Dal-Tile sales were down 12% in the quarter compared to last year, reflecting a slower commercial environment, along with a continued decline in residential demand. Margins were impacted by a declining product mix, and lower production levels creating unabsorbed overhead in the fourth quarter. We shut down several high-cost production lines and moved the products to more efficient operations. We have executed many cost reductions, including reduced sales, manufacturing and distribution staffing; lower alternative materials; and improved transportation. Inventory levels were balanced with declining sales and should decrease as we go forward. Warehousing at the plants has been increased to ship more directly and reduce overall distribution expenses. We are increasing our penetration of the Mexican market with broader product offerings and increased distribution.”
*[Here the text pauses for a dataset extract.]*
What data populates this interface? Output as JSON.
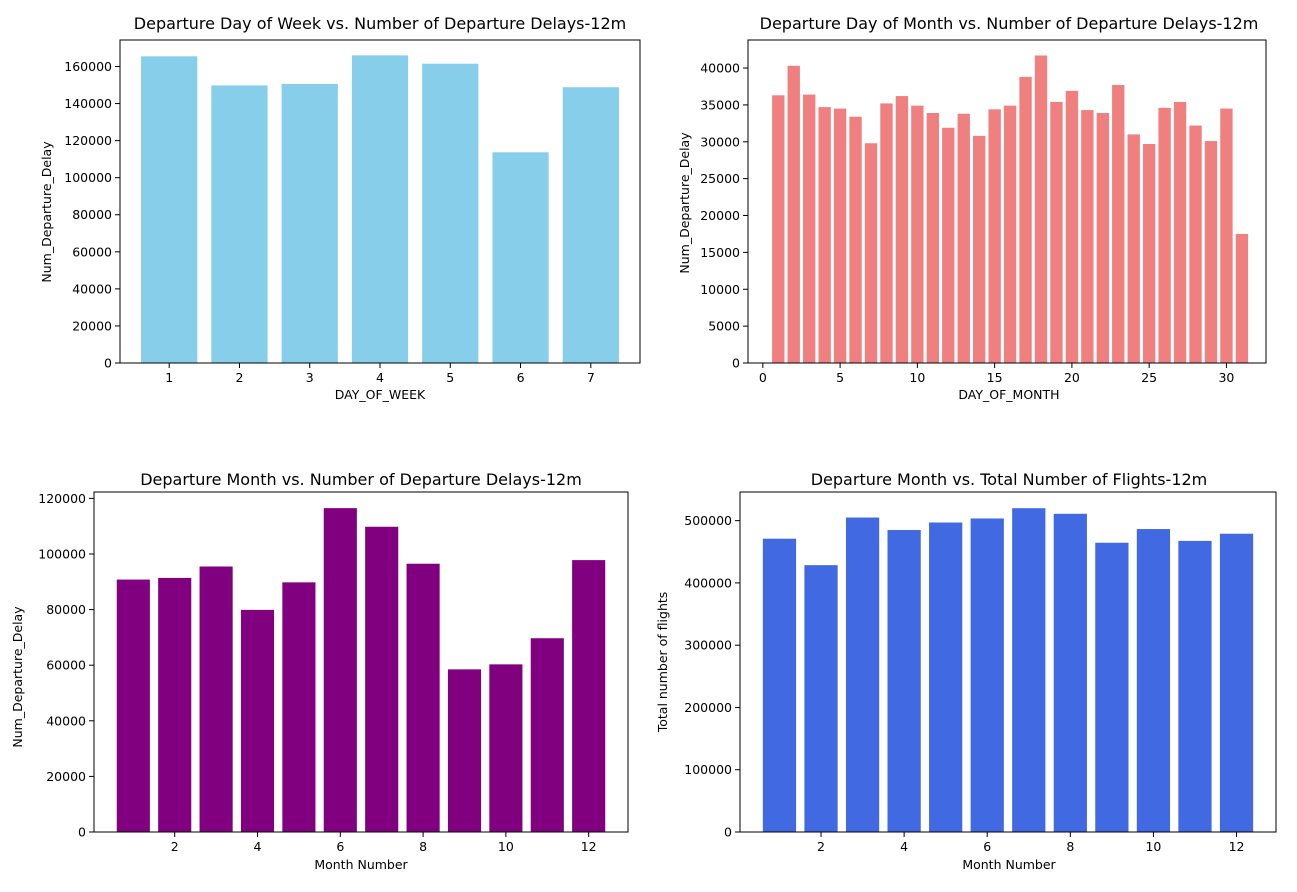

The current environment is expected to remain challenging for the near term, and Mohawk believes that sales volume will continue to decline in the first quarter. In the first quarter, the Mohawk segment is forecasted to have an operating loss resulting from the $60 million flow through of peak FIFO costs. The Dal-Tile and Unilin segments will continue to be impacted by the recession and lower consumer spending, resulting in lower production volumes and a declining product mix. Based on these factors, the company’s EPS guidance for the first quarter is a loss of $.80 to $.89 per share.
Mohawk will remain focused on managing its balance sheet and maximizing cash generation across its businesses. The company will continue to reduce infrastructure, capital expenditures, working capital and controllable costs. In the second quarter, margins will be positively impacted after the peak inventory costs flow through the first quarter and seasonal improvements are seen in volume.